COLORADO SPRINGS, Colo. (KFOR) – An Oklahoma man has been identified as one of five dead in a mass shooting just before midnight on Saturday, Nov. 19, at a gay bar in Colorado Springs.

Sabrina Aston, the mother of 28-year-old Daniel Aston, says he was killed in the shooting at Club Q that killed five and injured 25 others.

This undated photo provided by Jeff Aston, shows his son, Daniel Aston.
This undated photo provided by Jeff Aston, shows his son Daniel Aston. Daniel Aston was one of five people killed when a gunman opened fire in a gay nightclub in Colorado Springs, Colo., on Saturday night, Nov. 19, 2022. (Courtesy of Jeff Aston via AP)

Members of Colorado Spring’s LGBTQ community say Club Q has been one of only a few havens where they could be fully authentic in one of the state’s more conservative metros.

Two years ago, Daniel Aston moved from Tulsa to Colorado Springs — where his parents had settled — and started at Club Q as a bartender and entertainer, where his parents would join in the cheers at his shows.

“(Daniel’s shows) are great.
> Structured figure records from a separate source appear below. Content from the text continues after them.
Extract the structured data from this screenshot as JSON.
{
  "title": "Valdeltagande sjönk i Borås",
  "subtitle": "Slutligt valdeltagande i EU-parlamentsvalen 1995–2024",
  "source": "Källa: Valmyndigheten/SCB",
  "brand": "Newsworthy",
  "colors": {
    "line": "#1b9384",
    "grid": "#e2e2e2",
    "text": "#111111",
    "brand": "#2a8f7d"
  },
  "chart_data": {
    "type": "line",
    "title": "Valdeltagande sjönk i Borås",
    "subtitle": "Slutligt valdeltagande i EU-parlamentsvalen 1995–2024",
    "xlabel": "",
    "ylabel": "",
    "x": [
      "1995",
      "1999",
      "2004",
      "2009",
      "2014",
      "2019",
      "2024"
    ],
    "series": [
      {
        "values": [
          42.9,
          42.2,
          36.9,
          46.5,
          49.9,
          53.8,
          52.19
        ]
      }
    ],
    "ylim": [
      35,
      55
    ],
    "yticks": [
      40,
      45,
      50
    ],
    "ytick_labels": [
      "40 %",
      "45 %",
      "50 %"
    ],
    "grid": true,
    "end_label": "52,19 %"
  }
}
Everybody needs to go see him,” his mother said. “He lit up a room, always smiling, always happy and silly.”

Sabrina Aston first heard about the attack and that her son had been shot at 2 a.m. on Sunday when the phone rang. It was one of her son’s friends breaking the news that a shooting had occurred at Club Q and their son was in Memorial Hospital.
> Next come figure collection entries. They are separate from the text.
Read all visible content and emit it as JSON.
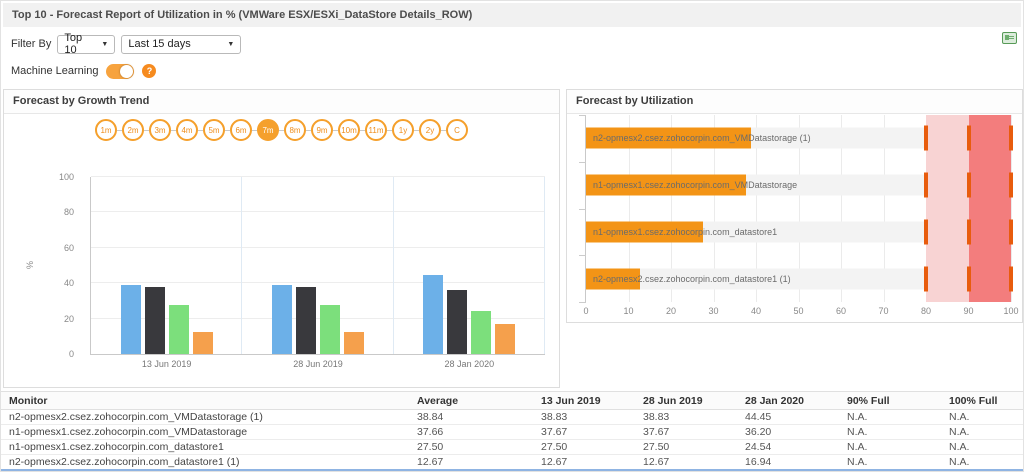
{
  "window": {
    "title": "Top 10 - Forecast Report of Utilization in % (VMWare ESX/ESXi_DataStore Details_ROW)"
  },
  "filters": {
    "label": "Filter By",
    "top_n_value": "Top 10",
    "period_value": "Last 15 days",
    "caret": "▼"
  },
  "machine_learning": {
    "label": "Machine Learning",
    "state": "on",
    "help_icon": "?"
  },
  "growth_panel": {
    "ranges": [
      "1m",
      "2m",
      "3m",
      "4m",
      "5m",
      "6m",
      "7m",
      "8m",
      "9m",
      "10m",
      "11m",
      "1y",
      "2y",
      "C"
    ],
    "active_range": "7m",
    "accent_color": "#f5a02c"
  },
  "chart_data": [
    {
      "type": "bar",
      "title": "Forecast by Growth Trend",
      "categories": [
        "13 Jun 2019",
        "28 Jun 2019",
        "28 Jan 2020"
      ],
      "series": [
        {
          "name": "n2-opmesx2.csez.zohocorpin.com_VMDatastorage (1)",
          "color": "#6cb0e8",
          "values": [
            38.83,
            38.83,
            44.45
          ]
        },
        {
          "name": "n1-opmesx1.csez.zohocorpin.com_VMDatastorage",
          "color": "#39393d",
          "values": [
            37.67,
            37.67,
            36.2
          ]
        },
        {
          "name": "n1-opmesx1.csez.zohocorpin.com_datastore1",
          "color": "#7cdf7c",
          "values": [
            27.5,
            27.5,
            24.54
          ]
        },
        {
          "name": "n2-opmesx2.csez.zohocorpin.com_datastore1 (1)",
          "color": "#f5a04c",
          "values": [
            12.67,
            12.67,
            16.94
          ]
        }
      ],
      "xlabel": "",
      "ylabel": "%",
      "ylim": [
        0,
        100
      ],
      "yticks": [
        0,
        20,
        40,
        60,
        80,
        100
      ],
      "grid": true,
      "legend": "none"
    },
    {
      "type": "bar-horizontal",
      "title": "Forecast by Utilization",
      "bars": [
        {
          "label": "n2-opmesx2.csez.zohocorpin.com_VMDatastorage (1)",
          "value": 38.84
        },
        {
          "label": "n1-opmesx1.csez.zohocorpin.com_VMDatastorage",
          "value": 37.66
        },
        {
          "label": "n1-opmesx1.csez.zohocorpin.com_datastore1",
          "value": 27.5
        },
        {
          "label": "n2-opmesx2.csez.zohocorpin.com_datastore1 (1)",
          "value": 12.67
        }
      ],
      "xlim": [
        0,
        100
      ],
      "xticks": [
        0,
        10,
        20,
        30,
        40,
        50,
        60,
        70,
        80,
        90,
        100
      ],
      "bar_color": "#f39416",
      "warning_zone": {
        "from": 80,
        "to": 90,
        "color": "#f8d3d3"
      },
      "critical_zone": {
        "from": 90,
        "to": 100,
        "color": "#f37d7d"
      },
      "markers": [
        80,
        90,
        100
      ],
      "marker_color": "#e85c0d",
      "grid": true,
      "legend": "none"
    }
  ],
  "table": {
    "columns": [
      "Monitor",
      "Average",
      "13 Jun 2019",
      "28 Jun 2019",
      "28 Jan 2020",
      "90% Full",
      "100% Full"
    ],
    "rows": [
      [
        "n2-opmesx2.csez.zohocorpin.com_VMDatastorage (1)",
        "38.84",
        "38.83",
        "38.83",
        "44.45",
        "N.A.",
        "N.A."
      ],
      [
        "n1-opmesx1.csez.zohocorpin.com_VMDatastorage",
        "37.66",
        "37.67",
        "37.67",
        "36.20",
        "N.A.",
        "N.A."
      ],
      [
        "n1-opmesx1.csez.zohocorpin.com_datastore1",
        "27.50",
        "27.50",
        "27.50",
        "24.54",
        "N.A.",
        "N.A."
      ],
      [
        "n2-opmesx2.csez.zohocorpin.com_datastore1 (1)",
        "12.67",
        "12.67",
        "12.67",
        "16.94",
        "N.A.",
        "N.A."
      ]
    ]
  }
}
“It’s just a nightmare that you can’t wake up from,” she said.

Sabrina and Daniel’s father, Jeff Aston rushed to the hospital, where they were first asked to wait outside, then in a waiting room and finally in a private room where detective asked them questions as authorities worked to identify the bodies.

Sabrina Aston told the detective about her son’s tattoos, including a heart on his left arm, pierced by an arrow, and wrapped in a ribbon reading ‘Mom’.

The couple was sent home without any update and sat in a stupor, their minds cycling through hope, then the worst, then hope that it wasn’t the worst.

“We thought he had just gotten hurt — you can fix hurt,” his mother said.

When a detective and a patient advocate knocked on their door later that morning, Sabrina Aston said she thought of the soldiers walking towards the homes of yet-unaware widows during wartime. She knew what had happened.

“We are in shock, we cried for a little bit, but then you go through this phase where you are just kind of numb, and I’m sure it will hit us again,” she said. “I keep thinking it’s a mistake, they made a mistake, and that he is really alive.”

Authorities say at least two bar patrons rushed into action – grabbing a handgun from the suspect, hitting him with it and pinning him down until police arrived just minutes later.

Colorado Springs police and city officials credit them with stopping the gunman and limiting the bloodshed in Saturday night’s shooting at Club Q.

“Had that individual not intervened this could have been exponentially more tragic,” Colorado Springs Mayor John Suthers told The Associated Press.

Police identified the alleged gunman as 22-year-old Anderson Lee Aldrich, who was in custody and being treated for injuries.

A law enforcement official said the suspect used an AR-15-style semiautomatic weapon in the attack, but a handgun and additional ammunition magazines also were recovered.